Die Nichtbetroffenen haben die Aufgabe, sich auf unangenehme Themen einzulassen. Schmerz und Krankheit werden von Gesunden oft weit weg geschoben, um mit ihren eigenen Ängsten, Enttäuschungen und Ärger fertig werden zu können. Erst die Bereitschaft auf beiden Seiten, sich dem anderen zu öffnen, macht eine Suche nach gemeinsamen Lösungen für die Alltagsgestaltung möglich.

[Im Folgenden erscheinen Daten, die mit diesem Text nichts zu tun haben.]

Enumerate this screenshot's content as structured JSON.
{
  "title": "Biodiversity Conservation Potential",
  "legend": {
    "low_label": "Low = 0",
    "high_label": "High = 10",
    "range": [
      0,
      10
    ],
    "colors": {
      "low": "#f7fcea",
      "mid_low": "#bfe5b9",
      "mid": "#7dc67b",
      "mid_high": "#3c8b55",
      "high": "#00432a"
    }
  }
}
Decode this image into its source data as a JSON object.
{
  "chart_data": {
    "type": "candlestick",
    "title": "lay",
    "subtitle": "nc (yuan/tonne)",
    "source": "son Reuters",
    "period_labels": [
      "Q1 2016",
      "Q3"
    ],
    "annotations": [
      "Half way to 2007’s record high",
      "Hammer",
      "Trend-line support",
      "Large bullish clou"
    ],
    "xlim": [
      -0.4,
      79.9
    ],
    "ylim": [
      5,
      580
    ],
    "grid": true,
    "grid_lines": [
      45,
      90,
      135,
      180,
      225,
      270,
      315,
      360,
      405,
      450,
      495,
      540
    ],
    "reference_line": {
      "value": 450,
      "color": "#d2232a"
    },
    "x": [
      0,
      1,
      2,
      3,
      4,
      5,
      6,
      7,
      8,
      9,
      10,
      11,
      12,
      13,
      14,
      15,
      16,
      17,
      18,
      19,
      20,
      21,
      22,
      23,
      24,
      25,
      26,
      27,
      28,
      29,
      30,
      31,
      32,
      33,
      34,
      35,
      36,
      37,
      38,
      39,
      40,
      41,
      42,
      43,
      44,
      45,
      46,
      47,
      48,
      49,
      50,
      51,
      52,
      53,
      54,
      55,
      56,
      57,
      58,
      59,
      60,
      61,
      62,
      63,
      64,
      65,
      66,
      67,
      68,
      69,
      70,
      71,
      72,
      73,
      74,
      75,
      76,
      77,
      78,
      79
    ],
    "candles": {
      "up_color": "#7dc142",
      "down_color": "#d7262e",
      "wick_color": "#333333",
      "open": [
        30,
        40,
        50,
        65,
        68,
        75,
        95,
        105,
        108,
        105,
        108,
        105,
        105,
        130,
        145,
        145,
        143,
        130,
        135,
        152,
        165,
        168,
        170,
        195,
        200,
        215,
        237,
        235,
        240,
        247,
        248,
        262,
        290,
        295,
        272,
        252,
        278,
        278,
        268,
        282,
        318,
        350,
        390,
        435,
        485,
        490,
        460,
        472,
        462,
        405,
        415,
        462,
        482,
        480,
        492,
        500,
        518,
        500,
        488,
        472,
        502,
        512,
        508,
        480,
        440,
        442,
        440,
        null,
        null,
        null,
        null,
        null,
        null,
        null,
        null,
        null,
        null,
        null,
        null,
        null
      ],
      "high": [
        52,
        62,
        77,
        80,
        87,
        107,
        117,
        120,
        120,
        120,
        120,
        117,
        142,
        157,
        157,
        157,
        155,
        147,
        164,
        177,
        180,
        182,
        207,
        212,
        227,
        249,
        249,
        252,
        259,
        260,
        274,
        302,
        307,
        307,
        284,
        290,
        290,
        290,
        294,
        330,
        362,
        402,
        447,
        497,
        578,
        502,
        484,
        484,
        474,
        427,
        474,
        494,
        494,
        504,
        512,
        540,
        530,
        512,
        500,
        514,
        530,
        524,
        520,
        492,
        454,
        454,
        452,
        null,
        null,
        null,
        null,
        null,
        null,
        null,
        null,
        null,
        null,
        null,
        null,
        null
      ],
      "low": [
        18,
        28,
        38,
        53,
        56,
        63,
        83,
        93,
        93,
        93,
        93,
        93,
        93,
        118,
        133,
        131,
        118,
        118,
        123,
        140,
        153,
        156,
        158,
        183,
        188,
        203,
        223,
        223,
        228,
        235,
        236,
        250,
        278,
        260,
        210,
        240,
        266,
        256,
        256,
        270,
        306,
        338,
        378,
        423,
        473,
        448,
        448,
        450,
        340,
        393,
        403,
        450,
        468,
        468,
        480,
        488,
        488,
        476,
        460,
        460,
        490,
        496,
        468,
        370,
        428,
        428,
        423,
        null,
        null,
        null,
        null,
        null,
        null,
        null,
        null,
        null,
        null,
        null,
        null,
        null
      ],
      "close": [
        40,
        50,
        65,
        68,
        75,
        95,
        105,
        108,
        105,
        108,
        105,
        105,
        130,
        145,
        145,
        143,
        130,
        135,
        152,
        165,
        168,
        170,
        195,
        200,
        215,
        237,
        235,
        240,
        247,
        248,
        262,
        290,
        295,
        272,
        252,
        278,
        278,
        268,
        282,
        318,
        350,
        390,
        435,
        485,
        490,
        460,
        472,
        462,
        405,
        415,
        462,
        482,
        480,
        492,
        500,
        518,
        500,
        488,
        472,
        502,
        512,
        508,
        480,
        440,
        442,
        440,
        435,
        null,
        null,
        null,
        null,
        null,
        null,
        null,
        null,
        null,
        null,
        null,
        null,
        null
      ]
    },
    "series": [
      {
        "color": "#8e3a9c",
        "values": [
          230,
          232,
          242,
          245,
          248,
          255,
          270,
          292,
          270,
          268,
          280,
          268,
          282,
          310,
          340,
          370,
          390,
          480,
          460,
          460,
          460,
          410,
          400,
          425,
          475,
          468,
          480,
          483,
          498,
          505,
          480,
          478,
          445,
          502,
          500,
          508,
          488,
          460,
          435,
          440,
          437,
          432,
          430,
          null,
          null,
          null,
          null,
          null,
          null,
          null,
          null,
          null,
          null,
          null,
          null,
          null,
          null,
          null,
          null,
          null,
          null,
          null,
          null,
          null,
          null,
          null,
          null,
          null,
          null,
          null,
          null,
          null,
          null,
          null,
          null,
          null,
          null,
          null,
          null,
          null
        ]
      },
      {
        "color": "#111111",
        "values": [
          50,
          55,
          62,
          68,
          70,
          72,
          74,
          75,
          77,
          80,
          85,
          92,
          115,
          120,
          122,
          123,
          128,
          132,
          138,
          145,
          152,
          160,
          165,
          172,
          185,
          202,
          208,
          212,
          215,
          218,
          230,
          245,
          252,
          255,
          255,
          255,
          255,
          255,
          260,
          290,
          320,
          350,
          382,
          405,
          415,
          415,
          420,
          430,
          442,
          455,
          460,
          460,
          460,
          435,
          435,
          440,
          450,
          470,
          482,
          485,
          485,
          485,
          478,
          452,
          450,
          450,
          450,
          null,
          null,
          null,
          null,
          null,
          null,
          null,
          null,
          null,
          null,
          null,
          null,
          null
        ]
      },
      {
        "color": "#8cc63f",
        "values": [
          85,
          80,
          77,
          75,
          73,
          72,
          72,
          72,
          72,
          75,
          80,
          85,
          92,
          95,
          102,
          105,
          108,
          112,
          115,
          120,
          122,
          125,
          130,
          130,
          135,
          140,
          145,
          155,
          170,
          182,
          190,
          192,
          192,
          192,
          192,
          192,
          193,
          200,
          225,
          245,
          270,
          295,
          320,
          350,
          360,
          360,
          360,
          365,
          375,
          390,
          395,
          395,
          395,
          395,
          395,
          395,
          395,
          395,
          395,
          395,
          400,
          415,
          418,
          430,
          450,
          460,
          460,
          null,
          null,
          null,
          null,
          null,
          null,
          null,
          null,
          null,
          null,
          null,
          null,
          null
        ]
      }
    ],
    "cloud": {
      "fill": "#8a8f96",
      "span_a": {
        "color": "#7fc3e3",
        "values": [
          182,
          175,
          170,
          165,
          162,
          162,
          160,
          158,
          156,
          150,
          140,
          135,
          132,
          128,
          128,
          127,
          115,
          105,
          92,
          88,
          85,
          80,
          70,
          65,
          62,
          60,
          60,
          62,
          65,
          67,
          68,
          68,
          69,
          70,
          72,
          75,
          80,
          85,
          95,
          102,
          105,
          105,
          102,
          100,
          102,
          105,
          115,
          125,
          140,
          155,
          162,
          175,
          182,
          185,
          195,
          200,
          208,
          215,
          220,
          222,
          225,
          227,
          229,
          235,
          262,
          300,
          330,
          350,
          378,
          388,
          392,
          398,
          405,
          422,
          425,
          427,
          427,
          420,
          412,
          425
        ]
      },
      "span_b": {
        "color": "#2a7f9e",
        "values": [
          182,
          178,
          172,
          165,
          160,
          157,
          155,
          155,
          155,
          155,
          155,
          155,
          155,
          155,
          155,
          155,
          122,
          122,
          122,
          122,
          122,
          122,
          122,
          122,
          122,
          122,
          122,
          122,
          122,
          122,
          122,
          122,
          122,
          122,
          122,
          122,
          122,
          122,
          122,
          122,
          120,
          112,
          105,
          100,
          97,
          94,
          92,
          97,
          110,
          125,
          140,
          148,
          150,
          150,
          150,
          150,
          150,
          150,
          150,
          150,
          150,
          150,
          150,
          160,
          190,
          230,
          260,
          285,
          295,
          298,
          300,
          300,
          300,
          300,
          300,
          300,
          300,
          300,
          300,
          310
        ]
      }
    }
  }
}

Trotz Schmerz Alltag gestalten

Gegenseitiges Verständnis ist die Grundlage für eine partnerschaftliche Beziehungsgestaltung im Alltag. Wenn das Verhalten des Schmerzkranken nicht mehr als „sich hängen lassen“, „mangelnde Anstrengungsbereitschaft“ oder „übertriebene Empfindlichkeit“ gedeutet wird, kann das Paar in der Alltagsgestaltung realistische Ziele anstreben. Bei Planungen und Alltagsaktivitäten sind Entweder/Oder- bzw. Totallösungen (z.B. Hausarbeit ganz an den Partner delegieren, nicht mehr gemeinsam in den Urlaub fahren, nicht mehr zu Familienfeiern fahren) zu vermeiden. Wichtig sind Kompromisse. Man kann absprechen, wer welche Hausarbeiten übernimmt, und sich dabei flexibel halten. An „guten Tagen“ kann man mehr machen, an „schlechten Tagen“ weniger. Im Urlaub muss man ja nicht alles zusammen machen. Das Urlaubsziel sollte so gewählt werden, das beide etwas finden (z.B. Thermalbad für den kranken und Alpin-Ski für den gesunden Partner; man muss auch nicht alle Tagesausflüge mitmachen).
 

Bei Familienfeiern kann man zwischendrin einen kleinen Spaziergang als Ausgleich zu Sitzen und Gesprächslärm machen. Wenn es gar nicht geht, kann man auch eher nach Hause fahren, dann ist man ja auch dabei gewesen. Wichtig ist, dass auch der Schmerzkranke seinem gesunden Partner Raum für Aktivitäten gibt, an denen er sich nicht mehr beteiligen kann. Der gesunde Partner sollte dem Betroffenen helfen, sich vom Schmerz abzulenken, oder das Schmerzverhalten „ignorieren". Ablenken hieße in diesem Fall etwa zu sagen: „Komm, raff Dich auf, Du weißt doch, wenn wir erst mal unterwegs sind, geht es Dir besser". Oder der Partner ignoriert das Schmerzverhalten, indem er motiviert: „Ich hole die Räder und warte draußen auf Dich.“

Beide Seiten sollten grundsätzlich nicht erwarten, vom anderen immer verstanden zu werden, aber sie sollten miteinander im Gespräch bleiben. So kann sich Partnerschaft sogar neu entwickeln, und die Beziehung kann reifer und reicher werden. Bei größeren Schwierigkeiten besteht die Möglichkeit, sich Hilfe von außen zu holen. Hilfe bei Partnerschaftsproblemen bieten am besten geschulte Fachkräfte in Beratungsstellen zu Ehe- und Lebensfragen. Auch Selbsthilfegruppen können Hilfestellung geben, denn Gespräche mit Betroffenen und Angehörigen von Betroffenen schaffen Verständnis, und ein Austausch schafft Erleichterung.